Aaron Lewis Photography

Posts: 5217

Catskill, New York, US

You seem to not be listening to us or our advice and continue to make excuses in his defence. The bottom line is he gave you an ultimatum and even if he hadn't he still doesn't support your decision to try some modeling.

Again, we are not marriage or relationship counselors, we're photographers. We've told you what we know, we've made some solid points and given sound advice. If you're going to defend him in the same sentence you fault him in, then no one here or anyplace else can help you.

You need to face the reality of your relationship and until you do there's nothing we can say or do to change anything. Additionally, if he considers modeling a "lifestyle change" he needfs to open his eyes as well.

Feb 04 13 01:35 pm Link

Photographer

New Art Photo

Posts: 701

Los Angeles, California, US

IMHO
He feels what he feels, you're not going to change his mind. You have to decide which is more important, the modeling or the relationship.

Remember, modeling is a very short term career, and to make any money, you will probably have to do nude or semi-nude modeling. (-- And that sounds like a whole other battle.)

People really don't change much. You have to decide which you have a greater psychic need for: the modeling, or  the relationship.

Feb 04 13 02:26 pm Link

Photographer

Pixel Fist

Posts: 3404

Knoxville, Tennessee, US

Kanahara23 wrote:
He keeps telling me it cant be a hobby its a life style change that he is not willing to support...

"... willing to support ..."  !!!  A guy who spends all his time playing video games generally won't have the where-with-all to support anything.
On another front, modeling has facets of creativity and social interaction that a video gamer just doesn't value.  It's disturbing that he has a closed mind and is controlling.  Hon, that's a recipe for unhappiness.

Feb 05 13 01:15 am Link

Model

Genie Cruz

Posts: 22

BEECH ISLAND, South Carolina, US

ok so after reading that, i had to chime in. first you make it seem like he has a gaming problem.
then you make it seem like its his job. Its either on or the other. yes maybe your upset that he wont support you in your wish to become a model but there's no need to make up excuses if your going to bash him right off the block!

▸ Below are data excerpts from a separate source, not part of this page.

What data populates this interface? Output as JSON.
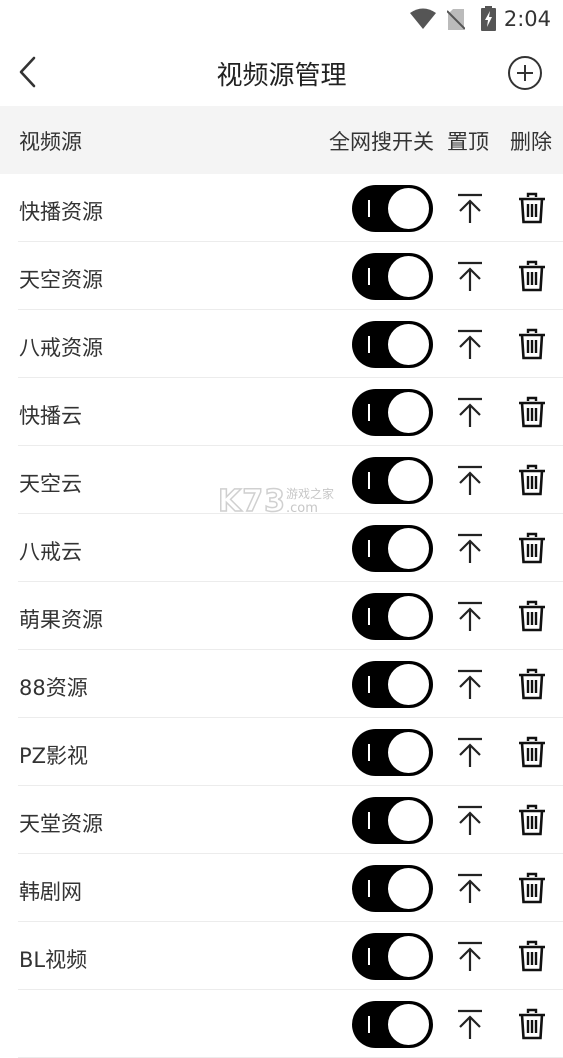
{
  "status_bar": {
    "time": "2:04",
    "icons": [
      "wifi-icon",
      "no-sim-icon",
      "battery-charging-icon"
    ]
  },
  "header": {
    "title": "视频源管理",
    "back_icon": "back-chevron-icon",
    "add_icon": "add-circle-icon"
  },
  "columns": {
    "name": "视频源",
    "global_search": "全网搜开关",
    "pin_top": "置顶",
    "delete": "删除"
  },
  "sources": [
    {
      "name": "快播资源",
      "enabled": true
    },
    {
      "name": "天空资源",
      "enabled": true
    },
    {
      "name": "八戒资源",
      "enabled": true
    },
    {
      "name": "快播云",
      "enabled": true
    },
    {
      "name": "天空云",
      "enabled": true
    },
    {
      "name": "八戒云",
      "enabled": true
    },
    {
      "name": "萌果资源",
      "enabled": true
    },
    {
      "name": "88资源",
      "enabled": true
    },
    {
      "name": "PZ影视",
      "enabled": true
    },
    {
      "name": "天堂资源",
      "enabled": true
    },
    {
      "name": "韩剧网",
      "enabled": true
    },
    {
      "name": "BL视频",
      "enabled": true
    },
    {
      "name": "",
      "enabled": true
    }
  ],
  "watermark": {
    "logo": "K73",
    "cn": "游戏之家",
    "domain": ".com"
  },
  "colors": {
    "toggle_on": "#000000",
    "header_bg": "#f4f4f4",
    "divider": "#ececec"
  }
}
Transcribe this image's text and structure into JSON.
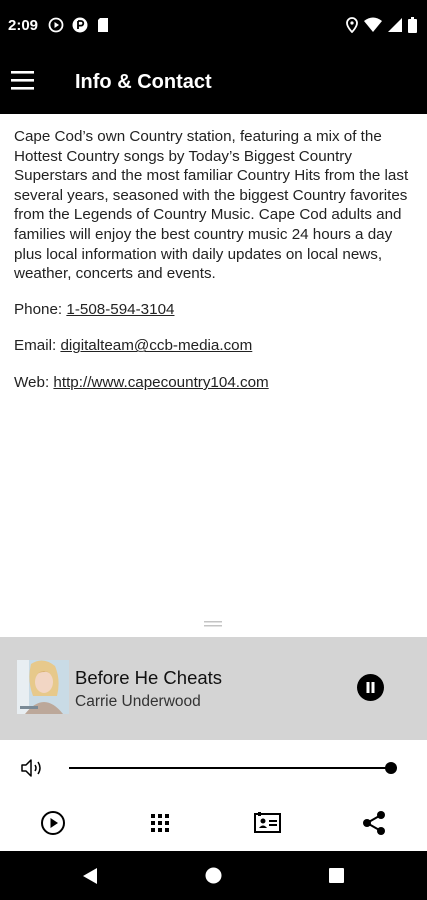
{
  "status_bar": {
    "time": "2:09",
    "left_icons": [
      "play-circle-icon",
      "parking-icon",
      "sd-card-icon"
    ],
    "right_icons": [
      "location-icon",
      "wifi-icon",
      "cell-signal-icon",
      "battery-icon"
    ]
  },
  "app_bar": {
    "menu_icon": "hamburger-menu-icon",
    "title": "Info & Contact"
  },
  "content": {
    "description": "Cape Cod’s own Country station, featuring a mix of the Hottest Country songs by Today’s Biggest Country Superstars and the most familiar Country Hits from the last several years, seasoned with the biggest Country favorites from the Legends of Country Music. Cape Cod adults and families will enjoy the best country music 24 hours a day plus local information with daily updates on local news, weather, concerts and events.",
    "phone_label": "Phone:",
    "phone_value": "1-508-594-3104",
    "email_label": "Email:",
    "email_value": "digitalteam@ccb-media.com",
    "web_label": "Web:",
    "web_value": "http://www.capecountry104.com"
  },
  "player": {
    "track_title": "Before He Cheats",
    "artist": "Carrie Underwood",
    "state": "playing",
    "volume_level": 1.0
  },
  "bottom_bar": {
    "icons": [
      "play-circle-icon",
      "grid-icon",
      "contact-card-icon",
      "share-icon"
    ]
  },
  "nav_bar": {
    "icons": [
      "back-icon",
      "home-icon",
      "recents-icon"
    ]
  },
  "colors": {
    "bar_bg": "#000000",
    "player_bg": "#d4d4d4",
    "text": "#222222"
  }
}
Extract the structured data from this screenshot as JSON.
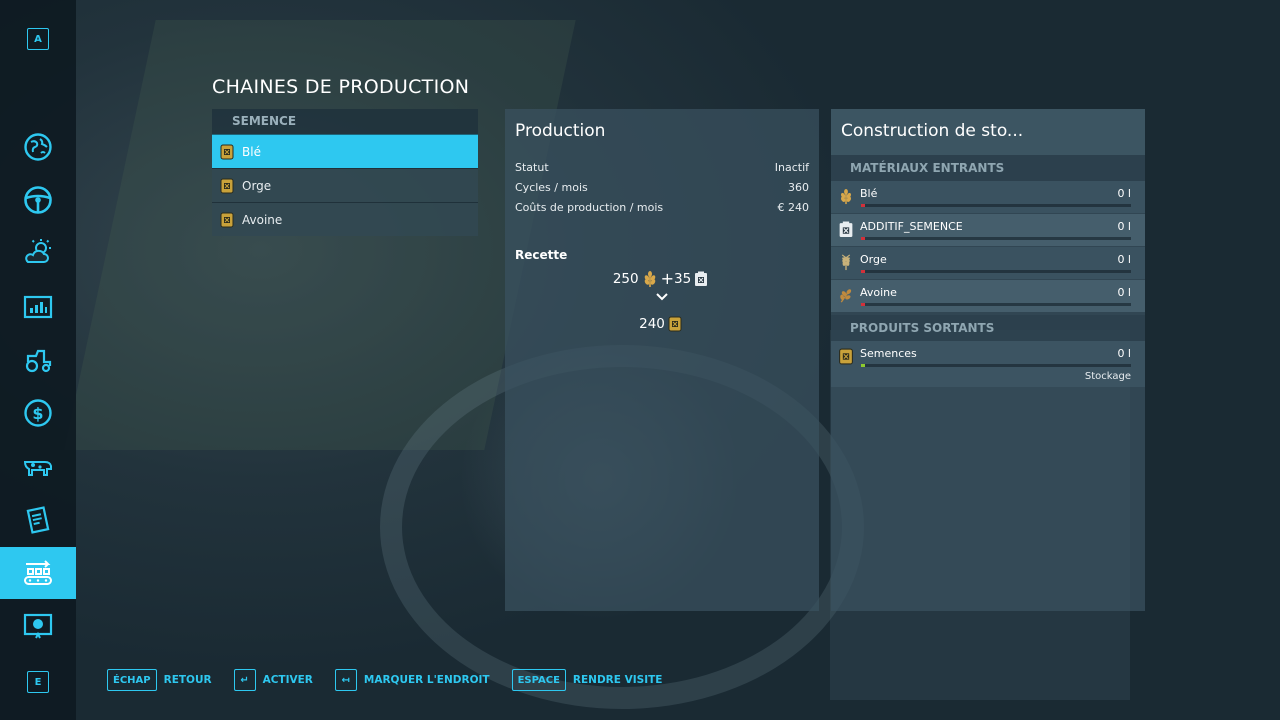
{
  "sidebar": {
    "top_key": "A",
    "bottom_key": "E",
    "items": [
      {
        "icon": "map-globe-icon"
      },
      {
        "icon": "steering-wheel-icon"
      },
      {
        "icon": "weather-icon"
      },
      {
        "icon": "prices-chart-icon"
      },
      {
        "icon": "vehicles-tractor-icon"
      },
      {
        "icon": "finances-dollar-icon"
      },
      {
        "icon": "animals-icon"
      },
      {
        "icon": "contracts-icon"
      },
      {
        "icon": "production-chains-icon",
        "active": true
      },
      {
        "icon": "help-tips-icon"
      }
    ],
    "accent": "#2ec8f0"
  },
  "page": {
    "title": "CHAINES DE PRODUCTION"
  },
  "chains": {
    "header": "SEMENCE",
    "items": [
      {
        "label": "Blé",
        "selected": true
      },
      {
        "label": "Orge"
      },
      {
        "label": "Avoine"
      }
    ]
  },
  "production": {
    "title": "Production",
    "stats": [
      {
        "label": "Statut",
        "value": "Inactif"
      },
      {
        "label": "Cycles / mois",
        "value": "360"
      },
      {
        "label": "Coûts de production / mois",
        "value": "€ 240"
      }
    ],
    "recipe_title": "Recette",
    "recipe": {
      "input1_amount": "250",
      "plus": "+",
      "input2_amount": "35",
      "output_amount": "240"
    }
  },
  "storage": {
    "title": "Construction de sto...",
    "inputs_label": "MATÉRIAUX ENTRANTS",
    "inputs": [
      {
        "name": "Blé",
        "amount": "0 l",
        "icon": "wheat-icon"
      },
      {
        "name": "ADDITIF_SEMENCE",
        "amount": "0 l",
        "icon": "additive-icon"
      },
      {
        "name": "Orge",
        "amount": "0 l",
        "icon": "barley-icon"
      },
      {
        "name": "Avoine",
        "amount": "0 l",
        "icon": "oat-icon"
      }
    ],
    "outputs_label": "PRODUITS SORTANTS",
    "outputs": [
      {
        "name": "Semences",
        "amount": "0 l",
        "mode": "Stockage",
        "icon": "seeds-icon"
      }
    ]
  },
  "bottom_bar": {
    "hints": [
      {
        "key": "ÉCHAP",
        "label": "RETOUR"
      },
      {
        "key": "↵",
        "label": "ACTIVER"
      },
      {
        "key": "↤",
        "label": "MARQUER L'ENDROIT"
      },
      {
        "key": "ESPACE",
        "label": "RENDRE VISITE"
      }
    ]
  }
}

seems like the two of you have some priorities to straighten out before you even make it to the alter. I was in your situation at one point. young and engaged. when your with someone and they love you 100% they don't give you ultimatums... "do this or I'll leave you"

that right there is a HUGE SIGN, Red flags, a loved one will NEVER give you an ultimatum like that. Threaten to leave you because you want to do something you want to do. your young and afraid he'll actually do what he says he'll do if you try. let me guess, you live in HIS house? your afraid that if he leaves you'll be stuck with no where to go.
I've been there done that! i was young and dumb once, but its up to you to smarten up and know that being in an abusive relationship doesn't necessarily mean its hitting or yelling involved. Emotional abusive relationships are far worse and they happen more in younger aged relationships. He's basically controlling you, telling you you cant do something. throwing out shallow threats if you do, and you OBEY!

i may sound kinda harsh right now, but its reality hunny and if you think that what you are in is a "HEALTHY RELATIONSHIP" then you need just as much help as he does!

best of luck to you in your choices in life. It seems like you aren't taking anyone on here's advice anyway!

Feb 05 13 06:19 am Link

Model

Laci V

Posts: 1

High Point, North Carolina, US

Kanahara23 wrote:
I really want to do modeling but my fiance says he doesn't want to.
Is there a way around it?

First, does he have a special interest that he does on a regular basis? If so, explain to him, you support him in the things he wants to do and you are your own person. He does not own you. And that he should support you in the interests that you have. Everybody views modeling as though, you'll be taking your clothes off for everyone. That's not even the case. Sounds to me that you two need to sit down and have a long talk about where your looking to go with your modeling career and what he wants in life down the road. Don't let anyone ever tell you that you can't do something. Myself, that just makes me want to do it even more!